I have used the technique many times, and noticed that if the saran wrap lays on the marblizer very long, it starts to wrinkle a little. That would cause the paint to accumulate under the wrap in little ridges... which when pulled might produce those "worms".

Again, I think spraying it heavy is part of what produced the pattern.

I think some test panel work might just reveal the key to the mystery.

painted jester 04-16-2013 10:09 AM

Hey guys I marbelized a bike tank & fender and used a hair drier held different distances from the seran wrap and the seran wrap wrinkled and had the lines like tree branches and the worm look was simaler to that!
The seran wrap wrinkled and drew up tight in patterns and wrinkles depending on the distance and direction you moved the gun!! But bike tanks are easy LOL:thumbup: Big areas on cars and to match it :pain: :drunk: :eek: LOL I don't envy the work that thats going to take !!!:evil: How many brands of saran wrap will you have to test to see what brand will react like the origenal brand that was used did LOL :drunk::pain::eek::(

Talk him into a lace job LOL:thumbup:


MARTINSR 04-16-2013 10:52 AM

Good stuff guys, sometimes that is the fun of it, doing all those tests you can learn an awful lot.

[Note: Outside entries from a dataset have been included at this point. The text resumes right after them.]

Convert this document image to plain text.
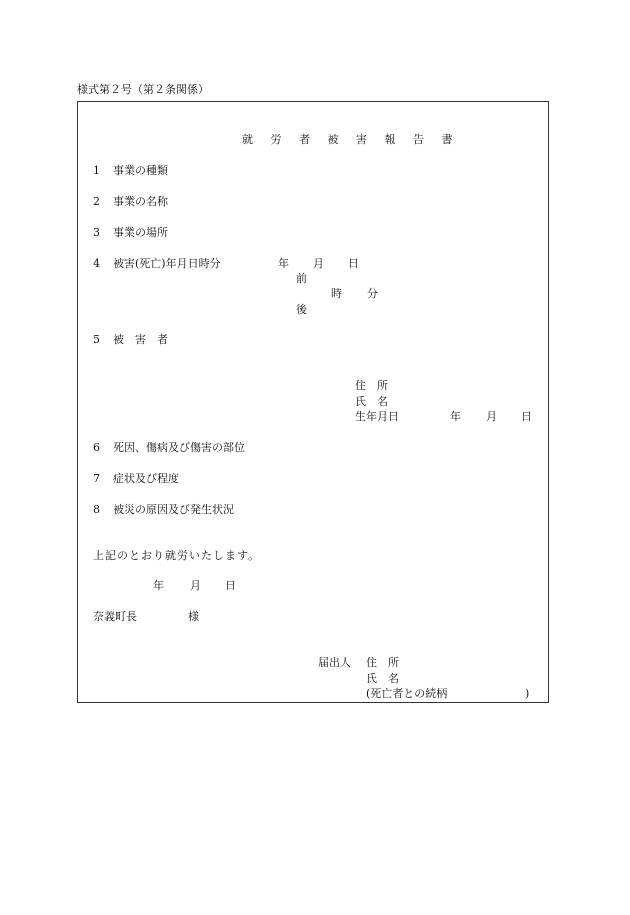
様式第２号（第２条関係）
就 労 者 被 害 報 告 書
1 事業の種類
2 事業の名称
3 事業の場所
4 被害(死亡)年月日時分	年 月 日
前
時 分
後
5 被　害　者
住　所
氏　名
生年月日	年 月 日
6 死因、傷病及び傷害の部位
7 症状及び程度
8 被災の原因及び発生状況
上記のとおり就労いたします。
年 月 日
奈義町長	様
届出人 住　所
氏　名
(死亡者との続柄	)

cyclopsblown34 04-16-2013 12:54 PM

When the pros are stumped, things get even more interesting on here. Thanks for the thread Brian.

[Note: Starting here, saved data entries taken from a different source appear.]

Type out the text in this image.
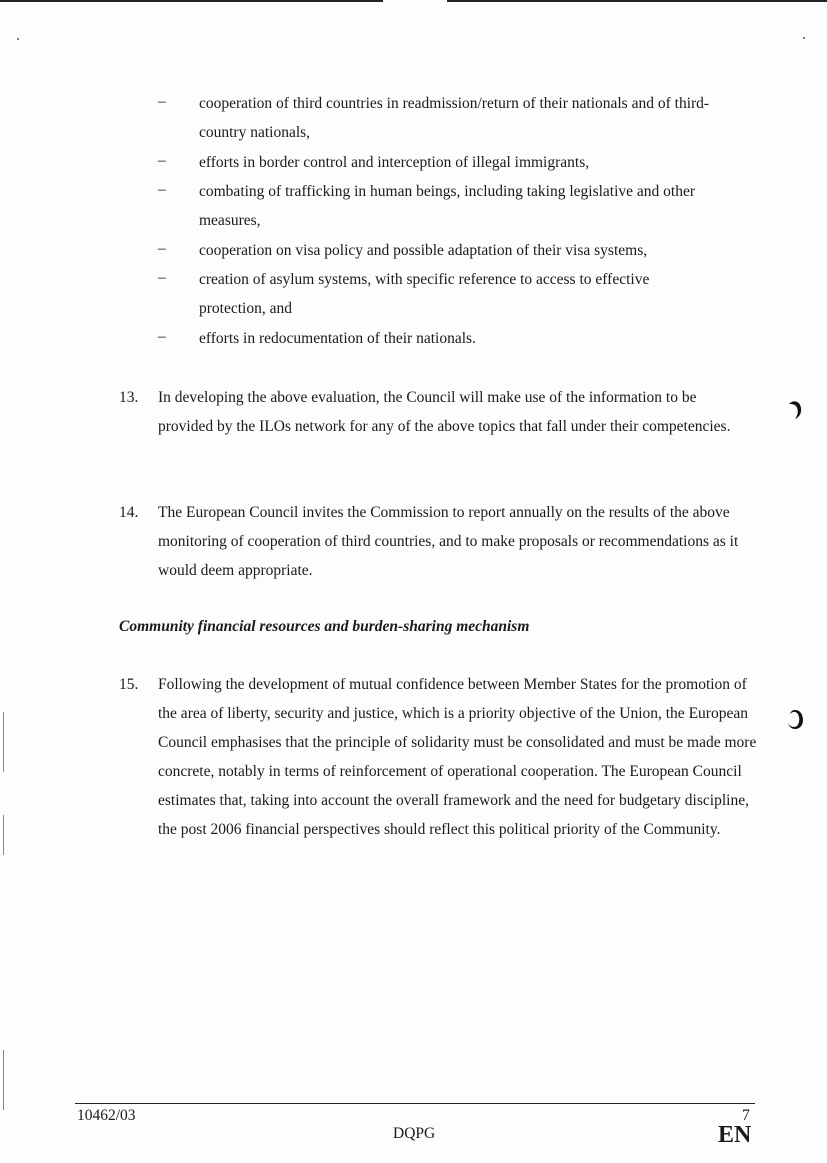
– cooperation of third countries in readmission/return of their nationals and of third-country nationals,
– efforts in border control and interception of illegal immigrants,
– combating of trafficking in human beings, including taking legislative and other measures,
– cooperation on visa policy and possible adaptation of their visa systems,
– creation of asylum systems, with specific reference to access to effective protection, and
– efforts in redocumentation of their nationals.
13. In developing the above evaluation, the Council will make use of the information to be provided by the ILOs network for any of the above topics that fall under their competencies.
14. The European Council invites the Commission to report annually on the results of the above monitoring of cooperation of third countries, and to make proposals or recommendations as it would deem appropriate.
Community financial resources and burden-sharing mechanism
15. Following the development of mutual confidence between Member States for the promotion of the area of liberty, security and justice, which is a priority objective of the Union, the European Council emphasises that the principle of solidarity must be consolidated and must be made more concrete, notably in terms of reinforcement of operational cooperation. The European Council estimates that, taking into account the overall framework and the need for budgetary discipline, the post 2006 financial perspectives should reflect this political priority of the Community.
10462/03
DQPG
7
EN
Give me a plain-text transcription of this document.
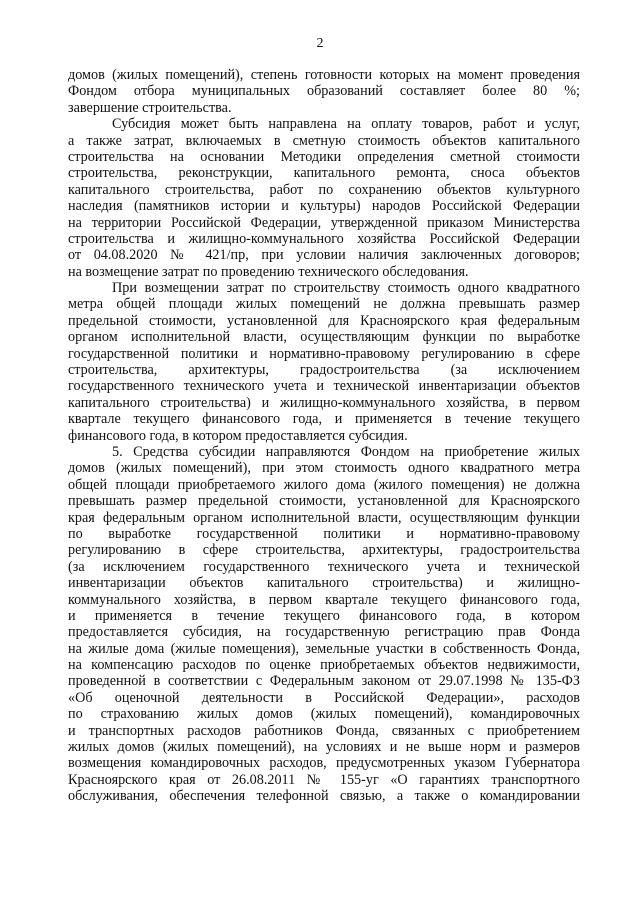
2
домов (жилых помещений), степень готовности которых на момент проведения
Фондом отбора муниципальных образований составляет более 80 %;
завершение строительства.
Субсидия может быть направлена на оплату товаров, работ и услуг,
а также затрат, включаемых в сметную стоимость объектов капитального
строительства на основании Методики определения сметной стоимости
строительства, реконструкции, капитального ремонта, сноса объектов
капитального строительства, работ по сохранению объектов культурного
наследия (памятников истории и культуры) народов Российской Федерации
на территории Российской Федерации, утвержденной приказом Министерства
строительства и жилищно-коммунального хозяйства Российской Федерации
от 04.08.2020 № 421/пр, при условии наличия заключенных договоров;
на возмещение затрат по проведению технического обследования.
При возмещении затрат по строительству стоимость одного квадратного
метра общей площади жилых помещений не должна превышать размер
предельной стоимости, установленной для Красноярского края федеральным
органом исполнительной власти, осуществляющим функции по выработке
государственной политики и нормативно-правовому регулированию в сфере
строительства, архитектуры, градостроительства (за исключением
государственного технического учета и технической инвентаризации объектов
капитального строительства) и жилищно-коммунального хозяйства, в первом
квартале текущего финансового года, и применяется в течение текущего
финансового года, в котором предоставляется субсидия.
5. Средства субсидии направляются Фондом на приобретение жилых
домов (жилых помещений), при этом стоимость одного квадратного метра
общей площади приобретаемого жилого дома (жилого помещения) не должна
превышать размер предельной стоимости, установленной для Красноярского
края федеральным органом исполнительной власти, осуществляющим функции
по выработке государственной политики и нормативно-правовому
регулированию в сфере строительства, архитектуры, градостроительства
(за исключением государственного технического учета и технической
инвентаризации объектов капитального строительства) и жилищно-
коммунального хозяйства, в первом квартале текущего финансового года,
и применяется в течение текущего финансового года, в котором
предоставляется субсидия, на государственную регистрацию прав Фонда
на жилые дома (жилые помещения), земельные участки в собственность Фонда,
на компенсацию расходов по оценке приобретаемых объектов недвижимости,
проведенной в соответствии с Федеральным законом от 29.07.1998 № 135-ФЗ
«Об оценочной деятельности в Российской Федерации», расходов
по страхованию жилых домов (жилых помещений), командировочных
и транспортных расходов работников Фонда, связанных с приобретением
жилых домов (жилых помещений), на условиях и не выше норм и размеров
возмещения командировочных расходов, предусмотренных указом Губернатора
Красноярского края от 26.08.2011 № 155-уг «О гарантиях транспортного
обслуживания, обеспечения телефонной связью, а также о командировании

gearheadslife 04-16-2013 01:27 PM

can always end the strips at the hood..
don't think even the one that painted would be able to match it. it be like painting candy one panel at a time..

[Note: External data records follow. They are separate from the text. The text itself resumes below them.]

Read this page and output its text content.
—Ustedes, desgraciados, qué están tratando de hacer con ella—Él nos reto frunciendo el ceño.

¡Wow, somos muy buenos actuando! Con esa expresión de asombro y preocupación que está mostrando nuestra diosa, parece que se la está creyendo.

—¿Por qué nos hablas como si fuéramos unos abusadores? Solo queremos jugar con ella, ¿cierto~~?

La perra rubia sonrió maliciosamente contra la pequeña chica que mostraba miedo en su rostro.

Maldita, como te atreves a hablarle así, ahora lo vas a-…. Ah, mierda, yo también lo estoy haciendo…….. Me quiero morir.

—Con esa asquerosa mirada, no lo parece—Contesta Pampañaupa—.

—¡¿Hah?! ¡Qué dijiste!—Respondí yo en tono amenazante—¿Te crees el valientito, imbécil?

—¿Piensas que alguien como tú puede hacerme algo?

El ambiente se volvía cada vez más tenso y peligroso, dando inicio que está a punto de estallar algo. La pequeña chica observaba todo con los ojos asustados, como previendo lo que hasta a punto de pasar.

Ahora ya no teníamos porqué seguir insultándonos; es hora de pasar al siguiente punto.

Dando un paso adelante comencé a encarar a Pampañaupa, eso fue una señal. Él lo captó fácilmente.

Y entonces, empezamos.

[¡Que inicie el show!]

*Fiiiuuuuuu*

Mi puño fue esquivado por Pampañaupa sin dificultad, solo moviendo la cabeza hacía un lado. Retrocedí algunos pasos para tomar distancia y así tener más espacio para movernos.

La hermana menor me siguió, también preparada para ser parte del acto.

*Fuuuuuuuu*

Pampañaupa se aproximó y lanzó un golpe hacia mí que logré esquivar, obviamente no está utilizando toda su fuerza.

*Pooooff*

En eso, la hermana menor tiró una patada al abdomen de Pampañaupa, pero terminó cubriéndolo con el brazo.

TucsonJay 04-16-2013 01:28 PM

1 Attachment(s)
Finding how to duplicate another person's art can be a puzzle, as things are used differently be each person, and maybe even some obscure creativity causes unusual artwork that the overall industry hasn't considered.

To get textures and effects I have used the usual lace and other fabrics... saran wrap for marblizing... cobwebbing... and all of the other common trends popular since the sixties.

Stepping a little, or a lot, outside the lines, I've used screen and mesh... netting... sponges... wadded paper... string... spray guns with no air cap... dribbled paint off of a paint stick... flicked toothbrushes... dry brushing... raffia... rhinestones... torn paper, and more. Always in search of a new technique or concept. I still have graphics ideas I have never seen used by anyone, but I can't find enough willing "victims". :-)~

This sort of thing can make it a problem duplicating an effect. This particular thread is just trying to figure out how to finness a very common technique. It could have been much worse! :-)

Here is the last marblizer job I did on a Synergy Green bagger. As you can see it was shot kind of wet, and is similar in pattern.

timothale 04-16-2013 03:58 PM

an oops
In the 60's I had my car all ready to paint and it got over 100 ", I had a rented gun and compressor and was shooting Laquer, and was blowing cob webs at it. I followed advice and kept thinning and couldn't get it to lay on right. finally just said I'll just lay it on and try to finish it later. when It cured I started wet sanding with 400 and It looked like gold sand under glass, I rubbed it out and everyone asked how I had got that look, the top clear as glass and the sand underneath.